It was always likely to be a strange Budget coming as it did just seven weeks before the General Election which looks highly likely to end without any clear winning majority. The Chancellor had to stand up and deliver a Budget that somehow appealed to his existing voters but didn’t scare off those who might be thinking of joining them on May 7; and do so in the knowledge that he might not be in a position to put his announced measures into practice after that date.

As far as ’business’ was concerned, there had already been one significant announcement the day before the Budget itself advance notice of increases in the National Minimum Wage rates to come into effect from October 1:

Age 21-plus£6.70/hour

(up from £6.50)+3.1%

Age 18-20£5.30

(up from £5.13)+3.3%

Age under 18£3.87

(up from £3.79) +2.1%

Arguably, as far as petroleum retailers are concerned, that announcement was going to have a more direct impact on their businesses than anything that would be announced in the Budget speech particularly since the figures will be implemented regardless of any probable election result in May.

Now we know from our Annual Pay Report that many retailers already pay more than the minimum wage rates, but the increase in those rates does set the bar for future wage expectations, so the figures need to be programmed into the financial plans for each business later this year.

End of the tax return?

Well, not quite, but as a ’leak’ headline it created a bit of a stir, and may come to have a significant impact on many self-employed and/or small business operators in the next few years. It was revealed that HMRC intends to ’encourage’ tax-payers to file digital tax accounts in real time, using a tablet or smartphone to submit financial information at regular intervals during the year rather than a single annual submission date for tax returns. The proposals even include a permanent link between accounting software, bank account and tax information for individual tax payers by 2020.

All of this was presented as another attempt to ease the administrative burden on individuals and small businesses. Maybe, but this should ring a few alarm bells. Anyone with experience of dealing with HMRC, or just chatting with some of the people who work there, will know that existing IT systems within that organisation are stretched, to put it politely. So how these systems would cope with even more activity is mind boggling. Ignoring immediate and very real concerns regarding security and privacy, this looks very much as if government is increasingly concerned that the ’tax-take’ from non-PAYE workers and small businesses is not as high as they’d like they’d prefer the sort of regular cash flow that they used to get when most of the adult population paid tax and National Insurance weekly under PAYE, with very little interference or delay between source and destination.

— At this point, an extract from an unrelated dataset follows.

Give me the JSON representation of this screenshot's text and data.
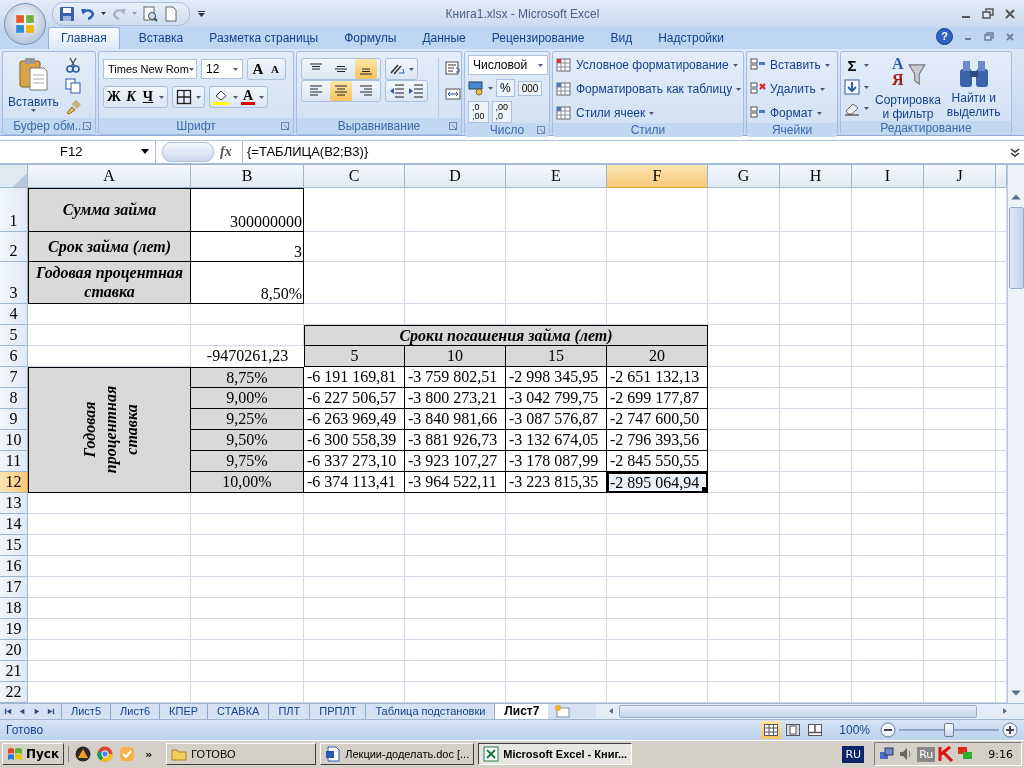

While 2020 may sound a long way off, the first steps in this scheme are to be implemented from 2016; so those who currently leave any sort of accounting until December or January may soon have no choice but to implement more regular accounting.

The Budget itself

Fuel Duty frozen. The next review, scheduled for September, has been cancelled. Of course, this does assume that any incoming government will maintain that policy. It would have been interesting to have seen whether the Chancellor would have resisted tinkering with Fuel Duty had pump prices remained quite as low as they’d been in January, or even fallen further!

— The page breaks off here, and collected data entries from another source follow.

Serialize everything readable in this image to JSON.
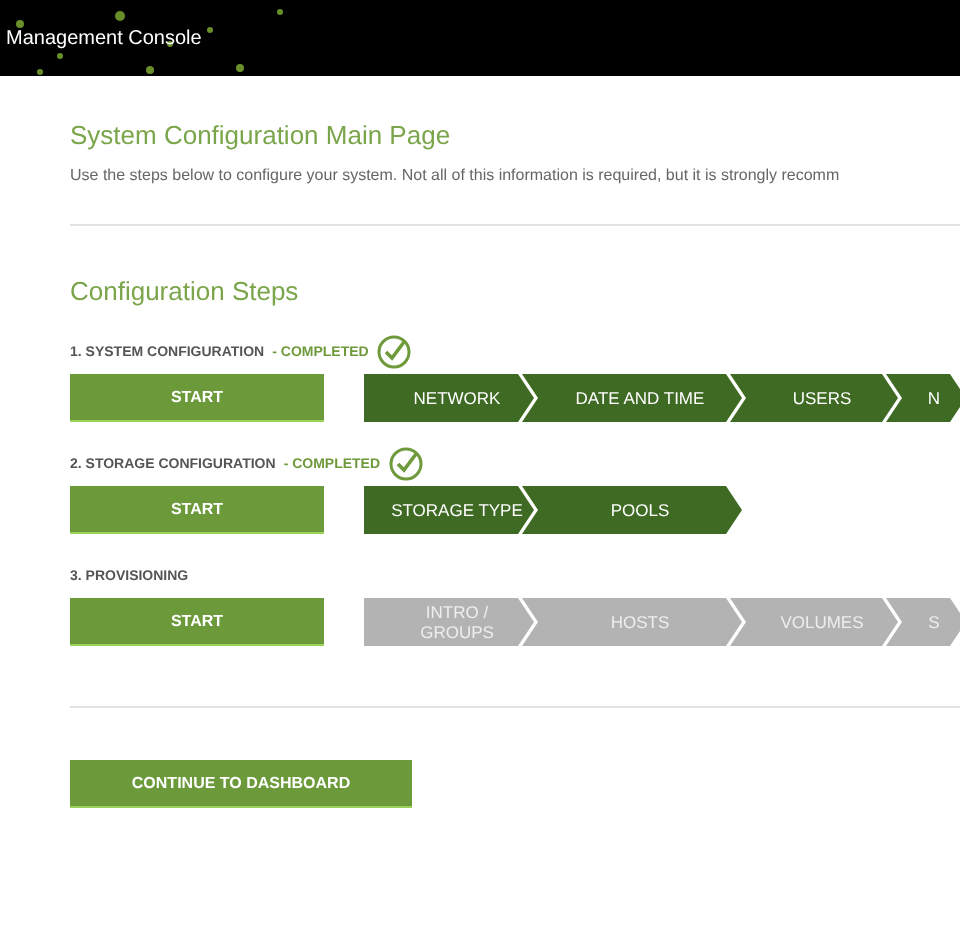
{
  "header": {
    "title": "Management Console"
  },
  "page": {
    "title": "System Configuration Main Page",
    "description": "Use the steps below to configure your system. Not all of this information is required, but it is strongly recomm"
  },
  "section_title": "Configuration Steps",
  "steps": [
    {
      "label": "1. SYSTEM CONFIGURATION",
      "status": "- COMPLETED",
      "completed": true,
      "start": "START",
      "substeps": [
        "NETWORK",
        "DATE AND TIME",
        "USERS",
        "N"
      ]
    },
    {
      "label": "2. STORAGE CONFIGURATION",
      "status": "- COMPLETED",
      "completed": true,
      "start": "START",
      "substeps": [
        "STORAGE TYPE",
        "POOLS"
      ]
    },
    {
      "label": "3. PROVISIONING",
      "completed": false,
      "start": "START",
      "substeps": [
        "INTRO / GROUPS",
        "HOSTS",
        "VOLUMES",
        "S"
      ]
    }
  ],
  "continue_button": "CONTINUE TO DASHBOARD"
}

Tobacco and gaming taxes unchanged. Would any Chancellor want to announce an increase just weeks before a General Election?

At least there’s no excuse for tobacco manufacturers or wholesalers to try their usual trick of adding a couple of pence to the price of a packet alongside any Duty increases, which should come as something of a relief for those retailers already struggling with the implementation of display restrictions, etc.

Alcohol duty: beer cut by 1p per pint; cider and spirits cut by 2%; and wine unchanged.

Tax-free personal allowances increased from £10,000 in 2014/15 to:

£10,600 in 2015/16

£10,800 in 2016/17

£11,000 in 2017/18

Higher-rate tax threshold (ie at which the 40% tax rate comes into effect) also increased from £41,865 in 2014/15 to:

£42,385 in 2015/16

£42,700 in 2016/17

£43,300 in 2017/18

Class 2 National Insurance contributions there was an almost throwaway line in the Budget speech which several media outlets seized upon as the ’abolition’ of Class 2 NICs for the self-employed. However, digging a little deeper into HMRC’s Budget documentation revealed: "As part of the planned reforms to tax administration, the government will abolish Class 2 NICs in the next Parliament and will reform Class 4 to introduce a new contributory benefit test.

"The government will consult on the detail and timing of these reforms later in 2015."

So nothing immediate, and another policy which really depends on the outcome of the Election.

Leaving aside the political hot air and vague notice of good intentions such as tackling tax evasion by multi-nationals there wasn’t much else to affect small businesses in the immediate future.

Despite some media speculation that the Budget might include potential changes to business rates in England and Wales, which would have been relevant to very many forecourt operators, that proved to have been a red herring, and there wasn’t even a whiff of any proposal to address the subject ’in the next Parliament’. Well, it was a short Budget speech.